Memorias de un gatoHijo de inmigrantes armenios víctimas del genocidio turco, Rupen Berberian no tuvo una vida fácil: soportó el coletazo de la Segunda Guerra Mundial; padeció las primeras manifestaciones de hostilidad entre israelíes y palestinos; reclutado por el ejército francés combatió en la guerra de Argelia. Quizás estas circunstancias lo llevaron a refugiarse en la literatura infantil, como un desesperado intento por alejarse de la barbarie adulta. Quién sabe… 

Lo cierto es que, cuando uno lee Memorias de un gato con semejante sospecha en mente, enseguida descubre cierto despliegue alegórico que nos invita a pensar en las debilidades, miserias, fortalezas y riquezas de la condición humana. De hecho, como muchos cuentos infantiles, éste también desliza reflexiones, enseñanzas que pretenden sensibilzar al pequeño lector respecto de su entorno y de sí mismo.

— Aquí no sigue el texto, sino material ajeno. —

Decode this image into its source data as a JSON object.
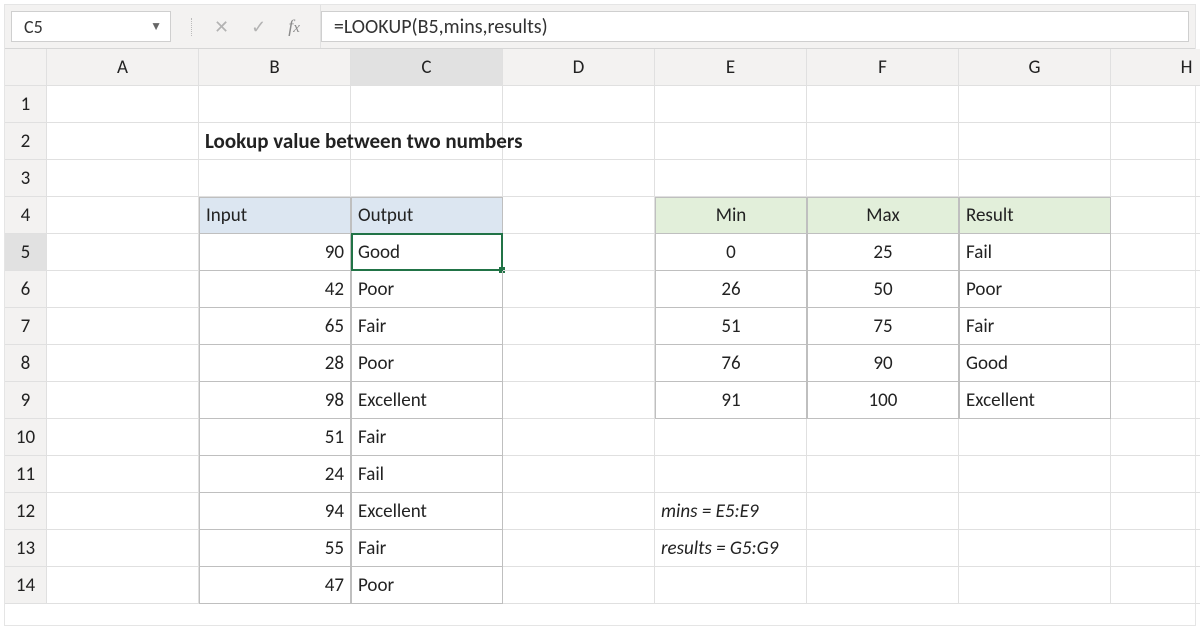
{
  "formula_bar": {
    "namebox": "C5",
    "formula": "=LOOKUP(B5,mins,results)"
  },
  "columns": [
    "A",
    "B",
    "C",
    "D",
    "E",
    "F",
    "G",
    "H"
  ],
  "rows": [
    "1",
    "2",
    "3",
    "4",
    "5",
    "6",
    "7",
    "8",
    "9",
    "10",
    "11",
    "12",
    "13",
    "14"
  ],
  "title": "Lookup value between two numbers",
  "io_headers": {
    "input": "Input",
    "output": "Output"
  },
  "io_data": [
    {
      "input": "90",
      "output": "Good"
    },
    {
      "input": "42",
      "output": "Poor"
    },
    {
      "input": "65",
      "output": "Fair"
    },
    {
      "input": "28",
      "output": "Poor"
    },
    {
      "input": "98",
      "output": "Excellent"
    },
    {
      "input": "51",
      "output": "Fair"
    },
    {
      "input": "24",
      "output": "Fail"
    },
    {
      "input": "94",
      "output": "Excellent"
    },
    {
      "input": "55",
      "output": "Fair"
    },
    {
      "input": "47",
      "output": "Poor"
    }
  ],
  "lookup_headers": {
    "min": "Min",
    "max": "Max",
    "result": "Result"
  },
  "lookup_data": [
    {
      "min": "0",
      "max": "25",
      "result": "Fail"
    },
    {
      "min": "26",
      "max": "50",
      "result": "Poor"
    },
    {
      "min": "51",
      "max": "75",
      "result": "Fair"
    },
    {
      "min": "76",
      "max": "90",
      "result": "Good"
    },
    {
      "min": "91",
      "max": "100",
      "result": "Excellent"
    }
  ],
  "notes": {
    "mins": "mins = E5:E9",
    "results": "results = G5:G9"
  },
  "selection": {
    "cell": "C5"
  }
}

Tal como sugiere su título, este libro adopta la forma de una autobiografía escrita por un minino. Así el relato en primera persona le da un toque testimonial, confesional al texto. De esta manera, nos sentimos verdaderamente cercanos a los avatares de la experiencia gatuna. Me refiero a la crianza entre humanos, a la eterna enemistad con los perros, a la aparición del amor, a la competencia entre pares, al sinsabor del abandono, a la vida callejera, a la lucha por la supervivencia, al acecho de la muerte.  

Escudado en un anonimato voluntario, el autor ficticio de estas memorias nos revela los secretos del submundo urbano y felino. Así podemos recorrer los rincones más frecuentados por estos nómades misteriosos y noctámbulos, y conocer a distintas personalidades (los gatos filosóficos, por ejemplo).

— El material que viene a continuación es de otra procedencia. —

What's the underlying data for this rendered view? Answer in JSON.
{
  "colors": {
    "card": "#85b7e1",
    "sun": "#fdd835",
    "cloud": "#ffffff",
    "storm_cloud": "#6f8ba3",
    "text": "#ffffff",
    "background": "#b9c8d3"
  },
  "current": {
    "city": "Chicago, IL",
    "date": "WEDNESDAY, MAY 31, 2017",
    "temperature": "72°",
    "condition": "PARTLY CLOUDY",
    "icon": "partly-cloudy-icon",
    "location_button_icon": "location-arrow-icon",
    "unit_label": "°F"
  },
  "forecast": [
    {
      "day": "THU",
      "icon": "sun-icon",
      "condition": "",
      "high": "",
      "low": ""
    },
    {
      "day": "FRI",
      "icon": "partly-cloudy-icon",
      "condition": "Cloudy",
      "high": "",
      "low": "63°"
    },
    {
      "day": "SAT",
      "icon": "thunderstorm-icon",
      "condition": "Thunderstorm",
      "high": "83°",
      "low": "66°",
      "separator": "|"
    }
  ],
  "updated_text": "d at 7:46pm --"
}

Por su parte, el autor real hace gala de una prosa sencilla, amena, como debe ser tratándose de una publicación en principio pensada para niños. Sin embargo, en este caso la redacción simple y fluida no es sinónimo de chatura, de limitación, de ñoñería, de subestimación.

Al contrario, Memorias de un gato es una obra que seduce, cautiva, conmueve. Propuesta ideal para quienes sienten debilidad por los felinos domésticos y para quienes, de tanto en tanto, desean regresar a la infancia que todos -o casi todos- llevamos dentro.